Cosco International Holdings, a Chinese provider of shipping services, yesterday sold its entire stake in property developer Sino-Ocean Land Holding through a placement, raising HK$5.32 billion ($684 million). The placement was sizeable for this time of year, but it also stood out as it was completed at a premium of more than 10% versus yesterday’s close – a notable achievement at a time when investors have become increasingly price sensitive and reluctant to add more risk than necessary.
However, sources confirmed that a large chunk of the deal was sold to a couple of investors who were referred to as being “strategic in nature” and, by the time the deal was launched to the broader market after the close of Hong Kong trading, there weren’t too many shares left to place. But other investors did come into the deal, perhaps amid expectation that the introduction of new strategics could have a positive impact on the share price. It is also possible that some investors were short of the stock and needed to cover their positions in case the share price was to pop.
The deal served as a significant liquidity event for Hong Kong-listed Sino-Ocean as it accounted for more than 60 days worth of trading.
One source said the non-strategic buyers included institutional investors, as well as a few hedge funds. But the number of investors interested in the stock at this level was, not surprisingly, quite small. Most of the investors were Asia-based.
The strategic investors were not disclosed and nor was the portion of the deal that they acquired, but with the total placement accounting for 16.85% of the outstanding share capital, it seems likely that they will have to make a public disclosure in the next few days. Investors are required to disclose their investments in a particular stock, once their holdings exceed 5%.
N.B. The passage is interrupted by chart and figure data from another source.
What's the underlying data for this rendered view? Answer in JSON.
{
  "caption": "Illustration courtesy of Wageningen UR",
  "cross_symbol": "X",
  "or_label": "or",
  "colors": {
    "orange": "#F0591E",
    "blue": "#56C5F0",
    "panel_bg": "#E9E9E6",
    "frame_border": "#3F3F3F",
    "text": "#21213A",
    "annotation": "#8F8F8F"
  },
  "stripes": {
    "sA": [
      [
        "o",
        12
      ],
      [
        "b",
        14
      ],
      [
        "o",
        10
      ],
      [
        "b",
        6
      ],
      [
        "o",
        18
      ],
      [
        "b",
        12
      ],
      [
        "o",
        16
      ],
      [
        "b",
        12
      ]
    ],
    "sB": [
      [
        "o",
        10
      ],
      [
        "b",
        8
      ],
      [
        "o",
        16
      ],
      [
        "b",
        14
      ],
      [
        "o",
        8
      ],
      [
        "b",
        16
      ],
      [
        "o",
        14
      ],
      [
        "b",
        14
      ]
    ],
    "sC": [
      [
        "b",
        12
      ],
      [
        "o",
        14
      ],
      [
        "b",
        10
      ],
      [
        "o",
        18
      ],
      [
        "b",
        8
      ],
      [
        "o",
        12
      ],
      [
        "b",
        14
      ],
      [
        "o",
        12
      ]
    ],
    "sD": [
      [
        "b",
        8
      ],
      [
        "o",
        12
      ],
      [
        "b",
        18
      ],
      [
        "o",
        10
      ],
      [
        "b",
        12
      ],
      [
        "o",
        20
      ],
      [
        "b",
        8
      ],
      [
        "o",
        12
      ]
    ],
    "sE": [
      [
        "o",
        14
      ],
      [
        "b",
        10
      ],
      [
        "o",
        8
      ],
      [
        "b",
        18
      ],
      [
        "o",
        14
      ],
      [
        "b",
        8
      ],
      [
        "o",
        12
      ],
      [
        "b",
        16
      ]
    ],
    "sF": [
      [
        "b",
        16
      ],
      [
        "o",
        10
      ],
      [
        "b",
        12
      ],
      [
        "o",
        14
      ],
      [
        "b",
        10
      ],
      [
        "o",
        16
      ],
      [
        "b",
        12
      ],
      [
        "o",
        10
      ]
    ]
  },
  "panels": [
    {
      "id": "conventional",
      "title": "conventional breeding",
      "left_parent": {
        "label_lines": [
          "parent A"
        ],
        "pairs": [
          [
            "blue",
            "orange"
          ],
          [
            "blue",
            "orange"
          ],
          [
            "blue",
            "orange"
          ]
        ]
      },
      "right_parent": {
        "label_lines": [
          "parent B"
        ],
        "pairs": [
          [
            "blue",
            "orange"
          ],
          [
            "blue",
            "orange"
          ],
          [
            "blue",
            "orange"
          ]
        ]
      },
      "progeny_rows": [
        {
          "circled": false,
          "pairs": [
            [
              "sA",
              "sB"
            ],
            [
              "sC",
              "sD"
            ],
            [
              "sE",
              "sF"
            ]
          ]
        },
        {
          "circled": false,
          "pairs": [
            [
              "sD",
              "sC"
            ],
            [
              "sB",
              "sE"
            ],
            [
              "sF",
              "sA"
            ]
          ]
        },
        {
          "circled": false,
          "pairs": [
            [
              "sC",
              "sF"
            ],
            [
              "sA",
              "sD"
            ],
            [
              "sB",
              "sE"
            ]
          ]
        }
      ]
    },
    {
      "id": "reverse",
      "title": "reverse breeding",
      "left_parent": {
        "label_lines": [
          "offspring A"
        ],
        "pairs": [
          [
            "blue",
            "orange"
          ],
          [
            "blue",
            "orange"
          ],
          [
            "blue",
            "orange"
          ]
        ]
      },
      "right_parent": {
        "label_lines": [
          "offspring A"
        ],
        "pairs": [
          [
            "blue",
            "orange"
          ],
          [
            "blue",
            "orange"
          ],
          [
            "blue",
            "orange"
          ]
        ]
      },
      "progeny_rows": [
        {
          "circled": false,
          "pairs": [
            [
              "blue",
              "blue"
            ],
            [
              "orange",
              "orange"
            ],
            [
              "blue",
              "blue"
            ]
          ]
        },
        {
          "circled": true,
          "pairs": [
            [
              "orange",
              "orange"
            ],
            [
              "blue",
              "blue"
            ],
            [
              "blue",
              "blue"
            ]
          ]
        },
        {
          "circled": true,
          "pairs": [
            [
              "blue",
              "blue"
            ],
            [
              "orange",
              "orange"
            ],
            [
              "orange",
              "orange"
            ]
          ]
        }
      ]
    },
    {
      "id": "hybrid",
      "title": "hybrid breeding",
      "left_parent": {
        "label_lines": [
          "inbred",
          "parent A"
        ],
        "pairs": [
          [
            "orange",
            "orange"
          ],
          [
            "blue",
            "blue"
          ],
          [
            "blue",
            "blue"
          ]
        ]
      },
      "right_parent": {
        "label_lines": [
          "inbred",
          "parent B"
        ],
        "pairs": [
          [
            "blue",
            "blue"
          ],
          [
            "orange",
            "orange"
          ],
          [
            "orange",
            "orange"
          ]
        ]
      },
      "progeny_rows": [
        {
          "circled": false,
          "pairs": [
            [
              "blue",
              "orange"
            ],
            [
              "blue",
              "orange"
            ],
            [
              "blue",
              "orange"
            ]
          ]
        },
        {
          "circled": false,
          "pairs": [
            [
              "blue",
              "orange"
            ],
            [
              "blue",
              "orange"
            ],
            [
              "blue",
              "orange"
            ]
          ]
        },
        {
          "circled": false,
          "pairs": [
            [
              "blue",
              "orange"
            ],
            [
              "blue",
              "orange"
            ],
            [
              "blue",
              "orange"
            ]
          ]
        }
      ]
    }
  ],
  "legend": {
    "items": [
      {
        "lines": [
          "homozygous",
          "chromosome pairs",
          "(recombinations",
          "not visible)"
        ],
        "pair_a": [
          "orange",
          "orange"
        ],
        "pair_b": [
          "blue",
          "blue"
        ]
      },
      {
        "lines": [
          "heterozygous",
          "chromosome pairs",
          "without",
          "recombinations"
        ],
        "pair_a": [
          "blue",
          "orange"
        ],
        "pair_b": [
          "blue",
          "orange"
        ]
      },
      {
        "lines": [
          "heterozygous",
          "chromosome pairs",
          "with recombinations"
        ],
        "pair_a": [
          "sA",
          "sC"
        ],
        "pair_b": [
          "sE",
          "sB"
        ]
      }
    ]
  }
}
The placement, including the strategic portion, comprised approximately 949.9 million shares that were offered at a fixed price of HK$5.60. This represented a 10.24% premium versus yesterday’s close of HK$5.08. Placements are typically done at a discount to the market price, as it makes little sense for investors to pay more than they would have to in the open market. However, if it is difficult to come by the stock in a meaningful size in the open market for whatever reason, that dynamic changes. This year, at least three Korean sell-downs have been completed at a zero discount, or at a price that was flat versus the latest close. That said, a premium of this size is definitely unusual.
Sino-Ocean’s share price also hasn’t performed particularly well this year as investors continue to worry both about a property bubble on the mainland and about the impact on the property sector as China continues to curb bank lending. The People’s Bank of China has also started to raise interest rates in an attempt to keep inflation at manageable levels.
The transaction was arranged by BOC International and UBS.